A/D変換の解説(基本情報技術者シラバス用語)

A/D変換の解説(基本情報技術者シラバス用語)
目次

A/D変換とは

A/D変換(Analog-to-Digital Conversion:アナログデジタル変換)とは、温度や音、光、電圧などの連続的に変化する「アナログ信号」を、コンピュータが処理できる「0」と「1」の離散的な「デジタルデータ」に変換するプロセスのことです。この変換は、「標本化(サンプリング)」「量子化」「符号化」という3つのステップを経て行われ、センサーから情報を読み取る様々な機器で不可欠な技術となっています。

具体例

マイクを使って歌声を録音するケースが身近な例です。歌声は空気の振動(アナログ信号)ですが、A/D変換によって細かく区切られて数値化され、パソコン内に音声ファイル(デジタルデータ)として保存されます。

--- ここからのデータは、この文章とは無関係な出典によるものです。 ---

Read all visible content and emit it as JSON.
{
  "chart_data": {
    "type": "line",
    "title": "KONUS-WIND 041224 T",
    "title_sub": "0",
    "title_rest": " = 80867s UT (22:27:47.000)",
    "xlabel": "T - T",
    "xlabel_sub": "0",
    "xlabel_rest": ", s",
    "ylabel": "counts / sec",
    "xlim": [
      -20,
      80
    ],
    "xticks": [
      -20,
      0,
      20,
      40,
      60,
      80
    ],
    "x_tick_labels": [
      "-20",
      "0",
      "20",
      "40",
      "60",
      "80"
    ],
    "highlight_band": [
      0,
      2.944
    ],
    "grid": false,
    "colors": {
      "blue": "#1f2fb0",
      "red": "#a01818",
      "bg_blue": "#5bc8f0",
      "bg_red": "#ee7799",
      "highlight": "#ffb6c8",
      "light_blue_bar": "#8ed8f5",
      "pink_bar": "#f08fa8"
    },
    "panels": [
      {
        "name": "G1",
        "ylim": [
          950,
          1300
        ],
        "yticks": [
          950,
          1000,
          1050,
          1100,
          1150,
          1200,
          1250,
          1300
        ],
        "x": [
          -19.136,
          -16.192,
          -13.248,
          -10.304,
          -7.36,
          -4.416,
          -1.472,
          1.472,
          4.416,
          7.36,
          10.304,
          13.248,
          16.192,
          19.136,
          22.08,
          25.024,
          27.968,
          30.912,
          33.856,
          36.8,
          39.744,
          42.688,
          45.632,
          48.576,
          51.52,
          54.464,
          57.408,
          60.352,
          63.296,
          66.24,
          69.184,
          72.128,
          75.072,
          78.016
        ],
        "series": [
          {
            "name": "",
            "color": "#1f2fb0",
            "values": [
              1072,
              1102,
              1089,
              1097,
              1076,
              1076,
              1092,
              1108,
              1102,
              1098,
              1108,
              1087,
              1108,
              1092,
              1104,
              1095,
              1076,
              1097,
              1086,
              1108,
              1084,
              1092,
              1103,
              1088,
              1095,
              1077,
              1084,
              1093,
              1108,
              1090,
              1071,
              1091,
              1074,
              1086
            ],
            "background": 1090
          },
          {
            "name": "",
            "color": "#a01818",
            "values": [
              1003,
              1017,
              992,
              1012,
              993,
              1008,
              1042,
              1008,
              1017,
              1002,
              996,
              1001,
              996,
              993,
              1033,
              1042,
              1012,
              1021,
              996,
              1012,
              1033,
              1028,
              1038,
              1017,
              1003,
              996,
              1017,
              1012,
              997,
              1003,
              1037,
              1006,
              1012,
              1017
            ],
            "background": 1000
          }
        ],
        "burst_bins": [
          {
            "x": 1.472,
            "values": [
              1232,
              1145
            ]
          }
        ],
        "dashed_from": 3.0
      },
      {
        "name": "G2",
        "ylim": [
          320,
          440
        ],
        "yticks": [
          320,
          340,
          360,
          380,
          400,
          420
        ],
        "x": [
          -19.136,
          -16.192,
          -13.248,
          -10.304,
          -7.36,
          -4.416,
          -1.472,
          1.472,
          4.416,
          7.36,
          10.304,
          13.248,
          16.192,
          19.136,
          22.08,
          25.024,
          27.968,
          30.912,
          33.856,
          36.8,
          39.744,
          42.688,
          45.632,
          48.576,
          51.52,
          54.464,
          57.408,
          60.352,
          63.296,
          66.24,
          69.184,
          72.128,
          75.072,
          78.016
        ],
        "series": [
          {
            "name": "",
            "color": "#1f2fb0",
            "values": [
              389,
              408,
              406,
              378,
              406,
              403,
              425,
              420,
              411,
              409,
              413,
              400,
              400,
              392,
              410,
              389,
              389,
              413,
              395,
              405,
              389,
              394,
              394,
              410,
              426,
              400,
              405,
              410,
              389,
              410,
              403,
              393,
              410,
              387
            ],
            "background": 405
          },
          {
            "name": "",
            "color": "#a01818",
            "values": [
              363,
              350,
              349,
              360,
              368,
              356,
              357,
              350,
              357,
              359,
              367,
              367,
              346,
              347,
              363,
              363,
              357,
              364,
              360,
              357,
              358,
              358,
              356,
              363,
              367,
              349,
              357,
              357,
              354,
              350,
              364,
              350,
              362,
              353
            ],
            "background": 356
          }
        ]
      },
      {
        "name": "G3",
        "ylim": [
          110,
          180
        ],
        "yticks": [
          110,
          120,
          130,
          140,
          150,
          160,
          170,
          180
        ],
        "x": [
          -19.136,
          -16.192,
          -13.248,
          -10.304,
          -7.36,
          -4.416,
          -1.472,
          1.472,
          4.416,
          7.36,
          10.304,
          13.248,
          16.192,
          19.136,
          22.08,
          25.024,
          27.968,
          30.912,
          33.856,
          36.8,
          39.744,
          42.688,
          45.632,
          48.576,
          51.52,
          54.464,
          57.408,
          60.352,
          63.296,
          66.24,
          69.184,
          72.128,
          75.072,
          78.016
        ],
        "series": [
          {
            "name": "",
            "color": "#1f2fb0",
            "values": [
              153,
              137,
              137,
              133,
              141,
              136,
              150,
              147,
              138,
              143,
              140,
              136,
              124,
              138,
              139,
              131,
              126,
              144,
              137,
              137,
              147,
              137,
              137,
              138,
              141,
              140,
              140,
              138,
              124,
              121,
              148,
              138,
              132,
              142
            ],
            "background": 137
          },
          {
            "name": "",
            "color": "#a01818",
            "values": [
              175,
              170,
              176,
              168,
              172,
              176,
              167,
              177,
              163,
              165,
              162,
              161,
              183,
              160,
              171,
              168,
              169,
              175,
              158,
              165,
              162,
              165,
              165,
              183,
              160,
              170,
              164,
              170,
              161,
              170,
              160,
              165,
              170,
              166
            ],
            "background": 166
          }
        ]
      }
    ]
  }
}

# 音声のアナログ波形からデジタル数値への変換イメージ
analog_wave = [0.1, 0.5, 0.9, 0.4, -0.2] # 連続した変化
digital_data = encode_to_binary(analog_wave)
print(digital_data) # 出力: ["0001", "0101", "1001", "0100", "1110"]

もう少し詳しく

現実世界の物理現象(音、温度、圧力、光など)はすべて連続的に変化するアナログ信号です。これをコンピュータが演算・処理できる「0」と「1」のデジタルデータに変換するのがA/D変換です。変換は次の3工程で行われます。1. 標本化(サンプリング):連続するアナログ信号を一定の時間間隔(サンプリング周期)で区切り、その瞬間の信号の値を抜き出す工程。1秒間に何回サンプリングするかをサンプリング周波数(Hz)と呼びます。2. 量子化:標本化されたアナログの値を、あらかじめ決められた段階数(量子化ビット数)の最も近い整数値に近似する工程。例えば8ビット(256段階)や16ビット(65536段階)で表現します。この段階で発生する四捨五入の誤差を「量子化誤差」と呼びます。3. 符号化:量子化された数値を「0」と「1」のバイナリ(2進数)データに変換して出力する工程。この一連の方式をPCM(パルスコード変調)と呼び、音楽CDやボイスレコーダーの基本技術となっています。

試験でのポイント

試験では、A/D変換の3ステップである「標本化 → 量子化 → 符号化」の順番と、それぞれの処理内容について確実に整理しておく必要があります。また、元の信号を正しく再現するために、サンプリング周波数は元の信号の最大周波数の2倍以上でなければならないという「標本化定理(シャノンの定理)」や、量子化の段階で生じる誤差(量子化誤差)、さらに「サンプリング周波数や量子化ビット数を上げると、音質は向上するがデータサイズが大きくなる」といったトレードオフに関する問題が頻出です。

関連する用語

標本化(サンプリング、時間を細かく区切る処理)、量子化(測定した値を段階的な数値に当てはめる処理)、標本化定理(元のアナログ波形を復元するためのサンプリング基準)。